As expected, the government has decided to compensate lenders --cooperatives, regional rural banks (RRBs) and scheduled commercial banks -- in cash within three agricultural years starting July 1, 2008, and ending June 30, 2011.

The compensation is front-loaded, with nearly 42 per cent of the entire amount (see table) being released to the institutions immediately after June 30 this year when the first supplementary demands for grants for 2008-09 are approved by Parliament.

The package is frontloaded in favour of cooperative institutions and RRBs, which typically have more liquidity constraints than scheduled commercial banks, Chidambaram added.

In terms of institutions, an estimated 55 per cent of the package will be to borrowers from cooperative institutions; 35 per cent to borrowers from scheduled commercial banks; and 10 per cent to borrowers from RRBs.

The package will be financed as part of regular budget exercise, through tax and non-tax revenues. Chidambaram stressed that the government would borrow funds for the package only as a "last resort".

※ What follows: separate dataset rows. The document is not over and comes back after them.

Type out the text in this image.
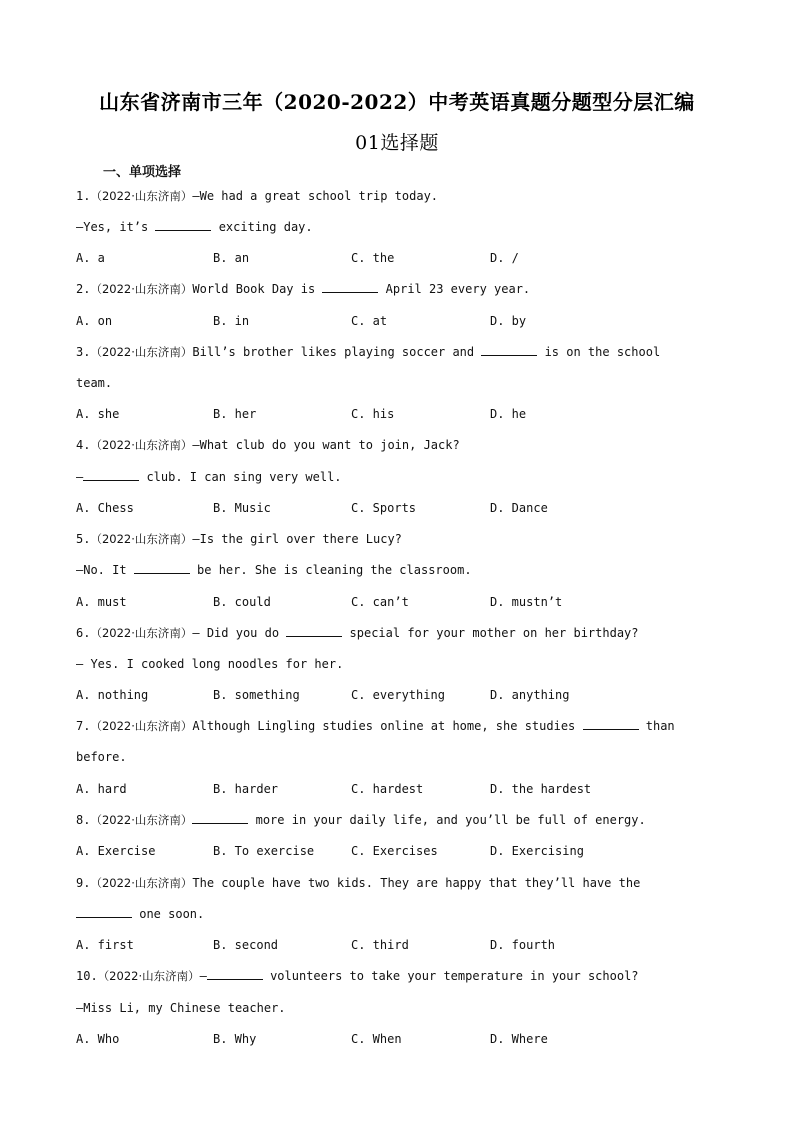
山东省济南市三年（2020-2022）中考英语真题分题型分层汇编
01选择题
一、单项选择
1.（2022·山东济南）—We had a great school trip today.
—Yes, it’s	exciting day.
A. a	B. an	C. the	D. /
2.（2022·山东济南）World Book Day is	April 23 every year.
A. on	B. in	C. at	D. by
3.（2022·山东济南）Bill’s brother likes playing soccer and	is on the school
team.
A. she	B. her	C. his	D. he
4.（2022·山东济南）—What club do you want to join, Jack?
—	club. I can sing very well.
A. Chess	B. Music	C. Sports	D. Dance
5.（2022·山东济南）—Is the girl over there Lucy?
—No. It	be her. She is cleaning the classroom.
A. must	B. could	C. can’t	D. mustn’t
6.（2022·山东济南）— Did you do	special for your mother on her birthday?
— Yes. I cooked long noodles for her.
A. nothing	B. something	C. everything	D. anything
7.（2022·山东济南）Although Lingling studies online at home, she studies	than
before.
A. hard	B. harder	C. hardest	D. the hardest
8.（2022·山东济南）	more in your daily life, and you’ll be full of energy.
A. Exercise	B. To exercise	C. Exercises	D. Exercising
9.（2022·山东济南）The couple have two kids. They are happy that they’ll have the
one soon.
A. first	B. second	C. third	D. fourth
10.（2022·山东济南）—	volunteers to take your temperature in your school?
—Miss Li, my Chinese teacher.
A. Who	B. Why	C. When	D. Where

The finance minister added that the fiscal burden in any single year would not be more than 0.25 per cent of GDP. "In 2008-09 it will be 0.25 per cent, declining every successive year to about 0.1 per cent in 2011-12," he said.

Based on expenditure of Rs 7,50,884 crore (Rs 7508.84 billion) in 2008-09, the average annual debt relief burden is Rs 15,000 crore (Rs 150 billion) or 2 per cent of total expenditure. In future years, the proportion would be even smaller.

Chidambaram also said the government would finance the package from buoyant tax revenues and, if required, from non-tax revenues as well as non-debt capital receipts. If there was any shortage thereafter, the government would borrow money, he said.

The finance minister did not, however, incorporate suggestions for expanding the loan waiver to dryland farmers and those with bigger holdings proffered by party MP Rahul Gandhi but promised to consider such suggestions.